Simplify Adherence by Identifying Patient Intentions

By | February 12, 2014

Progress to improve adherence has been frustratingly slow. Maybe there are just too many options and too much information; making understanding and interpretation difficult? We need to simplify adherence in order to make the breakthroughs needed. Identifying patient intentions can help achieve this.

Too Many Pieces in the Adherence Puzzle?

Improvements in adherence have been difficult to achieve and progress has been frustratingly slow. To what extent is this lack of progress a product of too much information? That’s a question I’ve been exploring in recent posts.

There are so many ‘moving parts’ in the adherence puzzle, it’s hard to make sense of it all. Plus, it’s tough to translate all the data into practical actions relevant to day-to-day clinical practice. In short, maybe there’s just too much ‘adherence clutter’ (see here)?

To make better progress we must simplify adherence. This can be done by reducing the number of ‘moving parts’. Say for example, we separate out the ‘necessary’ pieces from the ‘unnecessary’ (ie, the ‘clutter’). That’s a common approach to solving complex problems.

A previous post (see here) suggested how this may be done for HCPs; by aligning selected adherence interventions with their priority needs. Now in this post, we’ll take a similar approach with patients.

Simplify Adherence by Focusing on Patient Intents

Simplify Adherence by Cutting Through the Clutter

Simplify Adherence by Cutting Through the Clutter

“Patients are all different.” That seems to be the current governing theory. They have different reasons for non-adherence, which require different adherence interventions. As a theory, this may be true. However in practice such an approach may be just too complicated to work. The many pressures on HCPs’ time limit their ability to handle multiple different intervention types.

So is there another way to look at the patient side of things that can help simplify adherence interventions? How about if we distinguish between “verbalized” and “hidden” reasons for non-adherence?

By “verbalized”, I mean all the reasons that patients willingly offer for why they don’t adhere to treatment. These reasons are too many to list out here, but include things like: I don’t understand; too expensive; too complicated; I forgot; etc.

By “hidden”, I’m referring the reasons for non-adherence that patients most often don’t willingly share. Examples of such reasons may include: I choose not to adhere; I’m not motivated; etc.

This second category describes intentional non-adherence, which has been reported in over 40% of chronic medication patients (see here). It occurs frequently and deserves special attention. Especially as “not being motivated” to adhere likely has major knock-on effects on compliance with interventions for verbalized reasons too!

Here is one large group of non-adherent patients with a common issue – lack of motivation. A prime target for adherence simpification.

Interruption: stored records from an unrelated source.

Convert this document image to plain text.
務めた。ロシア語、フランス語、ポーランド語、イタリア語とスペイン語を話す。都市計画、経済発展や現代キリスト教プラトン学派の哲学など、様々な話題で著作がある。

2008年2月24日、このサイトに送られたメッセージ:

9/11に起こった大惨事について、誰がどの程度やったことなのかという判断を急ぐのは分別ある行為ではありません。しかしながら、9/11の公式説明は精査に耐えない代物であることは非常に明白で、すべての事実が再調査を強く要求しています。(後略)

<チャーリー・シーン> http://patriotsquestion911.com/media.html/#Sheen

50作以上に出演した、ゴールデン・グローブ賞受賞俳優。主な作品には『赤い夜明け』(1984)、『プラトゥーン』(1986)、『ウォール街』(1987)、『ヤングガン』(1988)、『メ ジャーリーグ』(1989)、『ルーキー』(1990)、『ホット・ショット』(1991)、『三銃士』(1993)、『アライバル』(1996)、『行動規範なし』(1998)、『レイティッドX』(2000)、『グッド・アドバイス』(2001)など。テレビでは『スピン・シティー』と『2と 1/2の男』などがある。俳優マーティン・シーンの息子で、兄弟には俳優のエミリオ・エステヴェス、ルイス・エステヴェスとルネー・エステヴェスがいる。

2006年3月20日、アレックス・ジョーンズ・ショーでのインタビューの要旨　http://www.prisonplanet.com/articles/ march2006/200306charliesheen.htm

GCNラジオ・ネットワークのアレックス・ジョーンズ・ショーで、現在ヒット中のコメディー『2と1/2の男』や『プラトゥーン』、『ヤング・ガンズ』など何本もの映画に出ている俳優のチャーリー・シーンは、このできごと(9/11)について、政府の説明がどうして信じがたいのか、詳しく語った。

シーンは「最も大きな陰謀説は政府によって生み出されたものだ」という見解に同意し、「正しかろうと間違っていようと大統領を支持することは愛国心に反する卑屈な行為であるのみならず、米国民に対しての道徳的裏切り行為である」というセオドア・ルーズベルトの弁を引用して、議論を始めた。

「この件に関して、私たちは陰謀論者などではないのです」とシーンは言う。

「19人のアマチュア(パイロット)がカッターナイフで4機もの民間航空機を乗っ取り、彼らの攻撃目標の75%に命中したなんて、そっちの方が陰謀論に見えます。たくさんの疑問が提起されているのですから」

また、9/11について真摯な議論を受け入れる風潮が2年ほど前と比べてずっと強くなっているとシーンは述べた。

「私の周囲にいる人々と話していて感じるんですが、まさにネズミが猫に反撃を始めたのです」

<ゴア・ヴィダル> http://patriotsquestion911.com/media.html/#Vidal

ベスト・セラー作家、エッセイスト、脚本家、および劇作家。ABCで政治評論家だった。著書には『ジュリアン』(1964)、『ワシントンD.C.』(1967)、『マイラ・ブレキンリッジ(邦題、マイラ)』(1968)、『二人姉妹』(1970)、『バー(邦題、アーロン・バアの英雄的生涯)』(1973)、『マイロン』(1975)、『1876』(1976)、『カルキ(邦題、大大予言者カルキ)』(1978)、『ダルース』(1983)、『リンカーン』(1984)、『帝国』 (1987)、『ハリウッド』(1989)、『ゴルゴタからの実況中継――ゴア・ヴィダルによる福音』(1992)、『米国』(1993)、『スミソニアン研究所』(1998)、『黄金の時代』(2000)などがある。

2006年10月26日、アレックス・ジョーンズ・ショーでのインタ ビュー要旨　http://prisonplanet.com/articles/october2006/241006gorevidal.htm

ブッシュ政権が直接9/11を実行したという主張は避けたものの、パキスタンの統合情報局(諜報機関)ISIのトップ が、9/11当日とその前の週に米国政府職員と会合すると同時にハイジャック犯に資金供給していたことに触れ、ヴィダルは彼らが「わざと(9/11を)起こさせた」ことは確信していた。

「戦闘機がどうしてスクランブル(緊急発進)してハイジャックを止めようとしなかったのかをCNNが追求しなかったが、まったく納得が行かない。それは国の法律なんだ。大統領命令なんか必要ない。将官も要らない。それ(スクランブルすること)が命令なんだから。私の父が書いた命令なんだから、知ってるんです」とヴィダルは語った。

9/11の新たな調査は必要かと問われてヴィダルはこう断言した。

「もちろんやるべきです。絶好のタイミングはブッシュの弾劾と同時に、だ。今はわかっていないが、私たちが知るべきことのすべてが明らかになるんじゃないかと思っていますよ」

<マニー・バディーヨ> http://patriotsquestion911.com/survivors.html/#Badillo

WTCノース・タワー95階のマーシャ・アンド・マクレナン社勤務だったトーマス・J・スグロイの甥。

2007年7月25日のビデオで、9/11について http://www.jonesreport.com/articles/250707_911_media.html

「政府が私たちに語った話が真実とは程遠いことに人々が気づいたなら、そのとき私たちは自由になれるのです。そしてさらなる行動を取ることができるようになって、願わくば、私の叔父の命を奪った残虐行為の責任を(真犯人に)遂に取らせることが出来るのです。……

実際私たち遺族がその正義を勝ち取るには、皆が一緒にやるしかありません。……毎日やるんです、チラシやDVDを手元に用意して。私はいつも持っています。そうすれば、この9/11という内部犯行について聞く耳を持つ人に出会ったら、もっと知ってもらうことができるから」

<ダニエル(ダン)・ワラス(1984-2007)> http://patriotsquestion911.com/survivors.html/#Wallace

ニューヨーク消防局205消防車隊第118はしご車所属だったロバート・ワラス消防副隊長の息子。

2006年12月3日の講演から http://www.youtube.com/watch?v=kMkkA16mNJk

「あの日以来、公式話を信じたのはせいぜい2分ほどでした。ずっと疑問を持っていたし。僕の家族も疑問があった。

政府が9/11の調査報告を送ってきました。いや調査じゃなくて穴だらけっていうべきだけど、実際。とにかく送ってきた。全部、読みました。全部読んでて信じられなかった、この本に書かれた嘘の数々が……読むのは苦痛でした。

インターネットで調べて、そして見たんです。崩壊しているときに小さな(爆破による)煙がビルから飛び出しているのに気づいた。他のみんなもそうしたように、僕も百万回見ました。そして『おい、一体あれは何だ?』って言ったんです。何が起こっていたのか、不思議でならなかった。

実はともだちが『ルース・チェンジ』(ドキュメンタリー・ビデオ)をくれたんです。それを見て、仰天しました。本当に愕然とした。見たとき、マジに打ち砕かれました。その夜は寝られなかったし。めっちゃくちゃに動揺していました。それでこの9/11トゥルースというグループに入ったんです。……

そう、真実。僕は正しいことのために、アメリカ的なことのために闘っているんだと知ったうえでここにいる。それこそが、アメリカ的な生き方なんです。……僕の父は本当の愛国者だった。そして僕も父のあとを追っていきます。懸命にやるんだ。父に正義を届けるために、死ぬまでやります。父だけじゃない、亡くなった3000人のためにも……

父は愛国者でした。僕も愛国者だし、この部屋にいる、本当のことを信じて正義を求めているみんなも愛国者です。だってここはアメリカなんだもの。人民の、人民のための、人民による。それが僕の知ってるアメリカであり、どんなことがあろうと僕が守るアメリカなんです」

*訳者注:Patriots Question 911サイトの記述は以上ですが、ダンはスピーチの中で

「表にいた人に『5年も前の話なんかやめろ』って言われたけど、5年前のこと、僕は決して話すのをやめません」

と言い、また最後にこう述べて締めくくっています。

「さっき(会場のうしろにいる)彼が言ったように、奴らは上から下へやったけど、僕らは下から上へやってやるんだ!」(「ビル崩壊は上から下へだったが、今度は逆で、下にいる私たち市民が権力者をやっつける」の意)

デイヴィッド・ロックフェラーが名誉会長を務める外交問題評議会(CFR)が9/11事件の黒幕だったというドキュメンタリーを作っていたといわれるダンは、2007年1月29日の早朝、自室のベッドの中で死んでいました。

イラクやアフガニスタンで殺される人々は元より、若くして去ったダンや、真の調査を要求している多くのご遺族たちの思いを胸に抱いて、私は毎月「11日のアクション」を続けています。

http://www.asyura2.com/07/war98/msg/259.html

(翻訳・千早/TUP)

Simplify Adherence through Improving Patient Motivation

When patients aren’t motivated to change their behavior, they are much less likely to respond to standard adherence interventions such as simplification, education, cost reduction, or reminders. So for non-adherent patients, perhaps motivation should be the first thing to assess? Also, maybe improving motivation should be the first intervention to consider?

There are proven interventions for improving adherence motivation; for example motivational interviewing and gaming/behavioral economics. Can using such interventions first help simplify adherence? And more importantly help achieve that elusive goal of improving adherence.

Addressing motivation may be one broadly applicable approach to help simplify adherence. What about others? Any thoughts?